Many years ago I got into the habit of wearing black, and to this day most of my clothes are black. I was never a Goth, and the black wardrobe is not an artistic statement. It is a statement of laziness: if all your clothes are black, they always match. Black clothes are practical if you are clumsy and given to crashing into things without provocation; they hide dirt and stains better. However, they have one arch-nemesis: white fur.
As luck would have it, I went on to adopt three cats with white bellies. Three cats with white bellies who enjoy sitting, crouching, and lying on my black clothes. When they get up, they leave a layer of white hairs in their shape.
If you have a cat, dog, or other furry pet, you are probably aware that pet hair has amazing properties. Apparently it can pass through walls. A friend of mine once volunteered to look after a neighbor’s cat. The cat stayed in the guest room and did not wander around the house. Still, the entire house ended up under a coating of cat fur. No matter how much fur cats shed, their density never decreases.
At first I foolishly thought that I could deal with the cat hair situation without the aid of technology. Although my cats are all shorthairs, I brush them at least once a week. Mat, who is the largest and whitest, has the longest hair and is therefore the most active shedder, hates being brushed. When I announce, “Time for brushy-brushy!” he instantly vanishes. Fortunately his powers of invisibility are not as strong as he thinks. Also, he cannot resist the call of “Treats!” The whole time he is being groomed, no matter how gently the brush is applied, he looks at me as if his rights were being violated. Cats have great powers of guilt-laying.
Koosi and Saffy are conflicted about brushing. They seem to enjoy it for a minute or two, then they turn on the hand holding the brush with fangs and claws.

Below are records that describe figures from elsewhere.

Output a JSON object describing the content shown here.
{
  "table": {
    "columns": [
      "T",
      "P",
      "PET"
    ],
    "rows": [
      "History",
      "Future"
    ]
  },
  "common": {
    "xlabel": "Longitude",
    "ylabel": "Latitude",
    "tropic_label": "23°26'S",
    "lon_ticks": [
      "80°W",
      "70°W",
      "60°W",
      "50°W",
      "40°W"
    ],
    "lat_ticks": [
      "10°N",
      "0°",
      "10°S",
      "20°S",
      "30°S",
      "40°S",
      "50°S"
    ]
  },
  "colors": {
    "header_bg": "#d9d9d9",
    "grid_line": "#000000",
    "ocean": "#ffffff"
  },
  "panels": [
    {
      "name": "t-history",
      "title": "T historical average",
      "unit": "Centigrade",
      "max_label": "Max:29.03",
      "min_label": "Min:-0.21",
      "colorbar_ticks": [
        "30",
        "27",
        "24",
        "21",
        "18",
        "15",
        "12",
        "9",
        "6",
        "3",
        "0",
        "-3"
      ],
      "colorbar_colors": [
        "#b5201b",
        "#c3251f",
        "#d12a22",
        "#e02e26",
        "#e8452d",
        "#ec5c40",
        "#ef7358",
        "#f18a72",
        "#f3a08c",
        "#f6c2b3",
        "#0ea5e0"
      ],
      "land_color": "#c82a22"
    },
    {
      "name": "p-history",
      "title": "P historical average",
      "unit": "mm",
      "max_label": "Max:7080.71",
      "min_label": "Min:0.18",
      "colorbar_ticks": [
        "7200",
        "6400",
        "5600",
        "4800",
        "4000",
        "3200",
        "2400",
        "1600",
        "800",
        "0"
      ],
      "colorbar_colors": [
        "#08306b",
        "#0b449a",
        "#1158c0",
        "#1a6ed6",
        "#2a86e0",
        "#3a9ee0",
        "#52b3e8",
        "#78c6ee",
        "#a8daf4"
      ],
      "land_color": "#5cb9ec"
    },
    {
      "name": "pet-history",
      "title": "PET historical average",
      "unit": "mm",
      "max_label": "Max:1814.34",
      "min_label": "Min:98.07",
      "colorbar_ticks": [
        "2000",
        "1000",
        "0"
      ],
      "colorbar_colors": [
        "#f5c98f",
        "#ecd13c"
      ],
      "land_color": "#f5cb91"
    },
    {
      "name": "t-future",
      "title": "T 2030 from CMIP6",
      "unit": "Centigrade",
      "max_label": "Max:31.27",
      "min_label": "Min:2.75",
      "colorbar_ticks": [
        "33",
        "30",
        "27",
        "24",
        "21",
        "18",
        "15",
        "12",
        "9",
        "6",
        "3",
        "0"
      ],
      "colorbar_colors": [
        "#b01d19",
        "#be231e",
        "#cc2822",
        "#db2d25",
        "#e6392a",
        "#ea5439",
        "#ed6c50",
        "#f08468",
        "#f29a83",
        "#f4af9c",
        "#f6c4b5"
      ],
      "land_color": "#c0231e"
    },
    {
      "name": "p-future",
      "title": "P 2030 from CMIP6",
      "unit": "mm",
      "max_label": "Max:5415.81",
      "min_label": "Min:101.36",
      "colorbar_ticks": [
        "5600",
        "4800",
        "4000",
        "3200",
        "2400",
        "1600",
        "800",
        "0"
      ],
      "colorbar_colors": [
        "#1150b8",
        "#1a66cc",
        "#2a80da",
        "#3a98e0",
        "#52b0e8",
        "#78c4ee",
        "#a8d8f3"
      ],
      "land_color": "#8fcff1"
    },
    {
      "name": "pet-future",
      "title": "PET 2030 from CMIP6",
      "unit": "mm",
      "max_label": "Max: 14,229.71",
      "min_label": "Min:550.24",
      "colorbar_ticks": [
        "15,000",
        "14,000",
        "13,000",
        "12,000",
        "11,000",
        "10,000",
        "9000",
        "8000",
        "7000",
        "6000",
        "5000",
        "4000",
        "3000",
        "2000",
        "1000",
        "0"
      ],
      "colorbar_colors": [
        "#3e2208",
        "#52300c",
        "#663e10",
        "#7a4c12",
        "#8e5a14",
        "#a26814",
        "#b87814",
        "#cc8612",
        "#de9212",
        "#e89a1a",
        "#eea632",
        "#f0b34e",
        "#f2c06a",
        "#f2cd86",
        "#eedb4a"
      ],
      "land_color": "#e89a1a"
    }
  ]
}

To pick cat hairs off the furniture and other household objects, I use a damp cloth or a roll of adhesive tape. You wrap your hand in tape, sticky side out, and pat the chairs so the hairs stick to the tape. Sheets and blankets are more problematic. You can shake them all you want, but the dislodged cat hair will just settle back onto them.
You’ll need a lot of adhesive tape.
Before going out, I would go over my clothes and bag with a lint roller. It works on the same principle as the tape, except that it’s handy. Between the brushing, wiping, taping and rolling, I thought I had the hair situation under control.
Then one day, during lunch in a brightly-lit restaurant, I realized that my clothes were covered in cat hair. I felt like an urchin. My solid black tote bag looked like it had a zebra print. If the layer of fur I was unknowingly carting around were any thicker, an animal rights activist would’ve come up to me and sprayed me with red paint.
From that moment on, I became conscious of the tyranny of cat hair. I realized that everything I own is covered in it. When I caught a cold, I began to worry that my lungs were full of it. (Even if I had read somewhere that allergies are triggered not by the fur itself but by dander or the residue of dried cat saliva, which is on the fur.) I resolved to buy a vacuum cleaner.
But what kind of vacuum cleaner? While walking through the mall, I passed an auto supplies shop that was holding a sale. Car vacuum cleaners for P499! In my excitement at finding such a great deal, I neglected to check its power source. Naturally, it had to be plugged into that thing in your car where the lighter goes. It was, after all, a car vacuum cleaner. It had no battery compartment or an AC adaptor.
True, I could get a car, but since my apartment is on a higher floor I’d have to find a way to drive it up the stairs. Then I’d still need to extend the power cord. A friend told me that there was an adaptor I could buy so the vacuum cleaner could be plugged into a wall socket.
So I went to a couple of hardware stores. “I have a car vacuum cleaner that I’d like to use inside the house,” I told the sales clerk. “Do you have an AC adaptor so I can plug it into an electrical outlet?”
The sales clerk looked at me strangely, then summoned another clerk.
After I had repeated my question to 10 clerks, I decided that such an adaptor did not exist.
I called my sister. “Surprise!” I cried. “I got you a car vacuum cleaner!”
After that fiasco, I put off shopping for a vacuum cleaner. The fur coverage of my apartment grew more comprehensive. I began to wonder if it was time to switch to an all-white wardrobe.
Then December rolled around, and my sister asked me, “What would you like for Christmas?”
And in the year 2008, I got the appliance that suburban American housewives wished for in the 1950s. The cat hair situation seems to be under control: I can see my furniture now. My black clothes look black in bright light. I feel less urchin-like. I know, though, that cat hair is insidious. It will find a way to invade my life once again.
But I have faith in technology. Somewhere, some genius will develop a force field that will repel pet hair without offending our pets.